Arapçada bir atasözü veya bir deyimi konuştuğumuz konuya örnek olarak vereceğimiz zaman önce “ Allah bizden öncekileri rahmet eylesin söylemedik bir şey bırakmamışlar” deriz. Sonra ilgili atasözü veya deyimi söyler, konuyla ilgili bağlantısına değiniriz.
Sanırım rahmeti hak eden kişilerden birisi de Nasrettin Hocadır. O devirden bu güne davalıya, davacıya ve davaya kulak misafiri olan hanımına itiraz eden hanımına da haklısın demesi örneğine uyan o kadar çok olay oluyor ki.
Son günlerde çok sık şikayetlerin dile getirildiği uzman doktor randevuları daha doğrusu randevusuz muayene olamama olayı da bu fıkraya tıpa tıp uyuyor.
Hasta ile hasta yakını muayene için hastaneye gittiğinde eli boş dönmemek, o gün içinde muayene ve tedavisini yaptırmak ister. Acil gelmiştir. Randevu almayı unutmuştur veya daha doğrusu Siirt gibi eğitim ve ekonomik düzeyin istenilen ölçülerde olmadığı bir ilde randevu almayı becerememiştir. Bunun yanında ilçeden, köyden gelmiştir. Burada kalacağı bir yer yoktur, parası yetersizdir.

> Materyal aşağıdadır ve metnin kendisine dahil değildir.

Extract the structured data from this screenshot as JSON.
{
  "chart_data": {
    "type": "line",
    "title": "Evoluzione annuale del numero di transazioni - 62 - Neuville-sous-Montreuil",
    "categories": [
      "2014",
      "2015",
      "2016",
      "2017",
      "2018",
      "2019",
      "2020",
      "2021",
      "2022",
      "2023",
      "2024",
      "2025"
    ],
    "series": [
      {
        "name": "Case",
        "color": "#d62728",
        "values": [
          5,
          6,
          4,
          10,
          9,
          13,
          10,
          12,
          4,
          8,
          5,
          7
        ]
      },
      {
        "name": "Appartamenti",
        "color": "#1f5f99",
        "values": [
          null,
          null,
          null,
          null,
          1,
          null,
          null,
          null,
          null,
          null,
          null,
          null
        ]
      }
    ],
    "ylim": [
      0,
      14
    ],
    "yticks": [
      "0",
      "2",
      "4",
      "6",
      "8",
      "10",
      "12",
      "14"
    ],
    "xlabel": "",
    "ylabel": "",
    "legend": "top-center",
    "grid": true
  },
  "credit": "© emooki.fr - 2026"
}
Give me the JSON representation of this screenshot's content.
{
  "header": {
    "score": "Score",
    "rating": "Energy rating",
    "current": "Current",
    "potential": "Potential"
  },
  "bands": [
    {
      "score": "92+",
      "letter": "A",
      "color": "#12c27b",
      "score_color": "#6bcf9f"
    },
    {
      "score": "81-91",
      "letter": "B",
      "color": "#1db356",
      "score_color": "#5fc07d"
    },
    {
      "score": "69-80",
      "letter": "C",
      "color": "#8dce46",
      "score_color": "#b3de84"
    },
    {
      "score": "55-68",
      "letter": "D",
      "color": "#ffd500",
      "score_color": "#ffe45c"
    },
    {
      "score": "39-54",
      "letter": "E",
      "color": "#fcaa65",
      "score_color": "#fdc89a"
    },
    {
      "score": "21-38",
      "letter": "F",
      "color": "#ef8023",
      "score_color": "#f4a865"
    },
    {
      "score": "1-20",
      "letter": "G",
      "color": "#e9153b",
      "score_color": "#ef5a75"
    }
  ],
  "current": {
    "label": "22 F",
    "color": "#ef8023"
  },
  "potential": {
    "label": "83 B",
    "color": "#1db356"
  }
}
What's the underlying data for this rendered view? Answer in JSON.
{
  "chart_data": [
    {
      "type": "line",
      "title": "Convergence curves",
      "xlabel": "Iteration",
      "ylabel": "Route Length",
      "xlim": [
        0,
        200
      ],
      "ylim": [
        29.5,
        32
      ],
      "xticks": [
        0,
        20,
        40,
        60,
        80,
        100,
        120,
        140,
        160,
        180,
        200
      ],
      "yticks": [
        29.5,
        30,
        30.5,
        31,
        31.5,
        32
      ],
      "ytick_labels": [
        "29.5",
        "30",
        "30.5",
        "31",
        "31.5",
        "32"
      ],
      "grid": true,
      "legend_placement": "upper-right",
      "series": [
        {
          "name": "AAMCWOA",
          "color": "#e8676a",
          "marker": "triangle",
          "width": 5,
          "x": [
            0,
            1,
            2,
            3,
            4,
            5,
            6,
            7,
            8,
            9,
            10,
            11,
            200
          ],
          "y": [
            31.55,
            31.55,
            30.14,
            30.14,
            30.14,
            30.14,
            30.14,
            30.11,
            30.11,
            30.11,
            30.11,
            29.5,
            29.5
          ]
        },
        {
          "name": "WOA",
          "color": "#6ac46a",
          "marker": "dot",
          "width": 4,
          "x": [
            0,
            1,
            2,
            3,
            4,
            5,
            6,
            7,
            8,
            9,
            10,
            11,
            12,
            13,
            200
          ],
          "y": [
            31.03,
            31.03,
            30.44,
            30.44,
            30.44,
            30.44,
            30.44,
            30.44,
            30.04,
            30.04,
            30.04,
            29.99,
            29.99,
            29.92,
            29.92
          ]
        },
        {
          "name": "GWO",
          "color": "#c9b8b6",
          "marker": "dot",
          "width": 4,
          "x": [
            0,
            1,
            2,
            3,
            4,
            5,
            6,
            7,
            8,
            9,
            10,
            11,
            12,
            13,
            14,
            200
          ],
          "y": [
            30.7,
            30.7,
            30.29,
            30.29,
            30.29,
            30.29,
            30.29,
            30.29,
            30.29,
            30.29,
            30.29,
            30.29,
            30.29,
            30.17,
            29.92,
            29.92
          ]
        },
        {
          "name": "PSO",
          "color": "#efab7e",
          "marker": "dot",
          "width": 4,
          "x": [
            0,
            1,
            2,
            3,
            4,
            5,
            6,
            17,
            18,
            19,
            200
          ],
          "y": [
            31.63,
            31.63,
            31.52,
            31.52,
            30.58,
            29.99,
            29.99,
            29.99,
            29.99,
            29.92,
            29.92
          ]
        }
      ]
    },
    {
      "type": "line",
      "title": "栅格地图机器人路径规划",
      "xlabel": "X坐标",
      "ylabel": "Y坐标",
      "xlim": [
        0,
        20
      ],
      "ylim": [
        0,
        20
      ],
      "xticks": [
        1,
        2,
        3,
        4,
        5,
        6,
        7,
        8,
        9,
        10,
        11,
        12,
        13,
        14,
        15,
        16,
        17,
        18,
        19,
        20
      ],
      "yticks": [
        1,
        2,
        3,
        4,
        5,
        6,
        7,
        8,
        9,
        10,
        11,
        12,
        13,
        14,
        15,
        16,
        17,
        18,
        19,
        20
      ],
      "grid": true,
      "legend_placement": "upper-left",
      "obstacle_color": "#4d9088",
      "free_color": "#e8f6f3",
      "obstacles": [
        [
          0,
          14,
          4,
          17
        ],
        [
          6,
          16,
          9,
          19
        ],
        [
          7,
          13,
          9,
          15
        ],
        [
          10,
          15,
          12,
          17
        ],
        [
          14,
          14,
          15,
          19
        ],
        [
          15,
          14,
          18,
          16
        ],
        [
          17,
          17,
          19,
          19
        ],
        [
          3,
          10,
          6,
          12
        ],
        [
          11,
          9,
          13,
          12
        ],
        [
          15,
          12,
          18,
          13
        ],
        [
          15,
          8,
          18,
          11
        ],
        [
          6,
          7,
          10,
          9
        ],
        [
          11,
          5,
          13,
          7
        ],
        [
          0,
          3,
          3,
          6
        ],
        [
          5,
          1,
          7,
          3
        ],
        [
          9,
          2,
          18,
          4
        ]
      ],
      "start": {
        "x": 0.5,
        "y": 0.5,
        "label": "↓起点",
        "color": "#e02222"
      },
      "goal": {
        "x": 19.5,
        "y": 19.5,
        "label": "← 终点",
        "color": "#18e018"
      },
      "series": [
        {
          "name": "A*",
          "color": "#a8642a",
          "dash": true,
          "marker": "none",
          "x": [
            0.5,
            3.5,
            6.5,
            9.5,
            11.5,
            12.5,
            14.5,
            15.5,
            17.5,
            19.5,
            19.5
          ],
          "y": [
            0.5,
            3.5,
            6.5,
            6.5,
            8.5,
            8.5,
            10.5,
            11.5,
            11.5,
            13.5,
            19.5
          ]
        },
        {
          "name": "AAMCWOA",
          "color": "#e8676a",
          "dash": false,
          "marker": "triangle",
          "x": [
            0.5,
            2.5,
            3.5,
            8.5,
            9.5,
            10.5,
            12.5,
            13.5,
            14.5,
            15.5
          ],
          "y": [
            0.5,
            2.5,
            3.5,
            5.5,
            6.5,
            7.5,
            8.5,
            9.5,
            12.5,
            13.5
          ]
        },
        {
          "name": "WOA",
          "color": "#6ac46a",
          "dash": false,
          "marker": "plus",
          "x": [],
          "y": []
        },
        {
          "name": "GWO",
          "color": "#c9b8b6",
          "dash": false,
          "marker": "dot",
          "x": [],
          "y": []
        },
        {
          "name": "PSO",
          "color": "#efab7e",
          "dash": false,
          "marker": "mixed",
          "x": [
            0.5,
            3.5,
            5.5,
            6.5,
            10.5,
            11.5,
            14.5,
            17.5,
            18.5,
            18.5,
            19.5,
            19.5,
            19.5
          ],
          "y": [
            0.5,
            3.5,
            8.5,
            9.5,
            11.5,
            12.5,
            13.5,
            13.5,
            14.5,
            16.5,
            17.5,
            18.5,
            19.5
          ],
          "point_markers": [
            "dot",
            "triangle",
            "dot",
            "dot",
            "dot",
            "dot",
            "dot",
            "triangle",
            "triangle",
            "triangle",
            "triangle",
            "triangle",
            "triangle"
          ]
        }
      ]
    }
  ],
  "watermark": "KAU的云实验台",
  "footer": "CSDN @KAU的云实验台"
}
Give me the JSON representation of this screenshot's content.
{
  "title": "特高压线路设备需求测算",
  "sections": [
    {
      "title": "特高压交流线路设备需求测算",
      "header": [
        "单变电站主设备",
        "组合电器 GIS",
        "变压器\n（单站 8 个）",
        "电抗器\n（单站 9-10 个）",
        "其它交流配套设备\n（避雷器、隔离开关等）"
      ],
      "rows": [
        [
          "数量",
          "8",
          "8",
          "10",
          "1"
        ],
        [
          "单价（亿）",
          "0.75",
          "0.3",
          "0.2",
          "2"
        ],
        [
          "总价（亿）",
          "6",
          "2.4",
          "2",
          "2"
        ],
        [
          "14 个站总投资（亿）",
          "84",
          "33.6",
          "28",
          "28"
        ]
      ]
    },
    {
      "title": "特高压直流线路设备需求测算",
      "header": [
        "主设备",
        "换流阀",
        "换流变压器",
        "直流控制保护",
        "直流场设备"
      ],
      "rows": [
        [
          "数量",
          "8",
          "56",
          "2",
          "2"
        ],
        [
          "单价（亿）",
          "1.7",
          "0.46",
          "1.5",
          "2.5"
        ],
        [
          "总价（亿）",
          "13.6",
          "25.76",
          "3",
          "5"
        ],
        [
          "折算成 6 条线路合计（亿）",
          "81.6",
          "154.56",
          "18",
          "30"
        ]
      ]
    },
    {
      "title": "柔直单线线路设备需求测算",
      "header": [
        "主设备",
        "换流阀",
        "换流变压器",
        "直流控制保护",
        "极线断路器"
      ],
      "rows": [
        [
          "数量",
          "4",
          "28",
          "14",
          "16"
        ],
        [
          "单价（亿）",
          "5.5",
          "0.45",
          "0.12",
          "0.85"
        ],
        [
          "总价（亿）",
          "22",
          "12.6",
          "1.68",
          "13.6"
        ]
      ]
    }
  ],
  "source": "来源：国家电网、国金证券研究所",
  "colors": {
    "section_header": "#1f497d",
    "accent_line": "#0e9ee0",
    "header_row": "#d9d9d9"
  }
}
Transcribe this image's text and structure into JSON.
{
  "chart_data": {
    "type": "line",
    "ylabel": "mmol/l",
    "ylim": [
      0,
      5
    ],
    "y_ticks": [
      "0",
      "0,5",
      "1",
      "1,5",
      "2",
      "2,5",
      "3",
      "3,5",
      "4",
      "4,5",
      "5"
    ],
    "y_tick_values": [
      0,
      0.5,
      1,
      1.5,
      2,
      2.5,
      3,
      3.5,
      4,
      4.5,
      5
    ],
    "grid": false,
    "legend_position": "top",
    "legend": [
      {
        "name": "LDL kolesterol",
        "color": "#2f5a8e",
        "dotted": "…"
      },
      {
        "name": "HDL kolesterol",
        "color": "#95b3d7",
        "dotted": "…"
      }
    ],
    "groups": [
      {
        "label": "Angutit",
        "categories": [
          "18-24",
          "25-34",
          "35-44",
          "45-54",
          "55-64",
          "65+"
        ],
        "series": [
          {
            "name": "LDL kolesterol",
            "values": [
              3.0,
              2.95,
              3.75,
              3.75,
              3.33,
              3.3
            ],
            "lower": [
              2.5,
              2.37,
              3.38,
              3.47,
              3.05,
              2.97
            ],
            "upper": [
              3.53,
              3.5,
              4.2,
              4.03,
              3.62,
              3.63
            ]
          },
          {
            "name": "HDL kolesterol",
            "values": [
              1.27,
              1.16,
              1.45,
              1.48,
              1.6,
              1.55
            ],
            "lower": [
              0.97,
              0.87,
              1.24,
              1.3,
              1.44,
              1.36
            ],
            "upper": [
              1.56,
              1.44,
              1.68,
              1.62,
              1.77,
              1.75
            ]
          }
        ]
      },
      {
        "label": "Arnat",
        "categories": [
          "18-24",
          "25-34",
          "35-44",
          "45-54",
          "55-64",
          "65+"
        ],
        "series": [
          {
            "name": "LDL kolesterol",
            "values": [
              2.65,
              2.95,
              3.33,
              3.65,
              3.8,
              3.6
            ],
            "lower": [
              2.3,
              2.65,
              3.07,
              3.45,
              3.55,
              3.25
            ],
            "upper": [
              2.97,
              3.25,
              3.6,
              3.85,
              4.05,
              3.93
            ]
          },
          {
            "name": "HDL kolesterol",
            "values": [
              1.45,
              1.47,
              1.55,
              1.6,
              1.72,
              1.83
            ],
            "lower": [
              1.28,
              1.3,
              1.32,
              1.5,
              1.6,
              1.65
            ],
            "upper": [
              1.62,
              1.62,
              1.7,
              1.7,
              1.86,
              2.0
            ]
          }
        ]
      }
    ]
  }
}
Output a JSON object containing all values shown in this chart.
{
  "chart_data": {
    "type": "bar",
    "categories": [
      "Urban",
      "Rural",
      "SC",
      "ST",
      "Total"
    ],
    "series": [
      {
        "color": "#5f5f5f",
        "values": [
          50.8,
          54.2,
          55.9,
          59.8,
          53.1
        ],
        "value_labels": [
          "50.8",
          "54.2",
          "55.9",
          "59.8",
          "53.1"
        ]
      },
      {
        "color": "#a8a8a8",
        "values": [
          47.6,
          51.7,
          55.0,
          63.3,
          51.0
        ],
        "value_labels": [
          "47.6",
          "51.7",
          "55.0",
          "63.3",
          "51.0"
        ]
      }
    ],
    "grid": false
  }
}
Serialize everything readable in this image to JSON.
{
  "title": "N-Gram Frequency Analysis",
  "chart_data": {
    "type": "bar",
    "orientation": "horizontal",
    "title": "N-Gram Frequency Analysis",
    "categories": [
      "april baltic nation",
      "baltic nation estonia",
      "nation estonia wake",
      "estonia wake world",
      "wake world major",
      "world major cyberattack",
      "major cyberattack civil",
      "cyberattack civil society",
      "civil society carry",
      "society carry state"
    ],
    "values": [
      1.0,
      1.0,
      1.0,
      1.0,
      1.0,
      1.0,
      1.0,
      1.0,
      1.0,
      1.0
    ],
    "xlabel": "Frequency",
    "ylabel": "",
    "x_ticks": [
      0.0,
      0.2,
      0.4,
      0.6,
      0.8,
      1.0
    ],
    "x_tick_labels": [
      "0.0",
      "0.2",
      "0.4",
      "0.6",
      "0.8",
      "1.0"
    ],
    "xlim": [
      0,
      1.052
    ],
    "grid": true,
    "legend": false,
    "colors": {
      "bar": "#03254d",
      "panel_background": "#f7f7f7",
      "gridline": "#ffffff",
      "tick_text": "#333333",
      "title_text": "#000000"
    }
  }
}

Dolayısıyla olaya vatandaş cephesinden baktığımızda belirli bir ölçüye kadar hak vermek mümkün.
Olaya doktor açısından baktığımızda da, o da her hastasına belirli bir zaman ayırmak ve güzel, rahat bir şekilde teşhisini koymak ister.Birde olayın fiziki ve ruhsal yorgunluk boyutu da unutulmamalıdır. Bunun da gerçekleşmesi içinde, günlük olarak muayene edeceği kişi sayısının sınırlı olması gerekiyor.
Bu durumda doktorlar da haklı.
Olaya dışarıdan bakan bir gözlemle yaklaşan bizlerde her iki tarafa da hak verdiğimize göre tam bir Nasrettin Hoca fıkrası. Gelde işin içinden çık.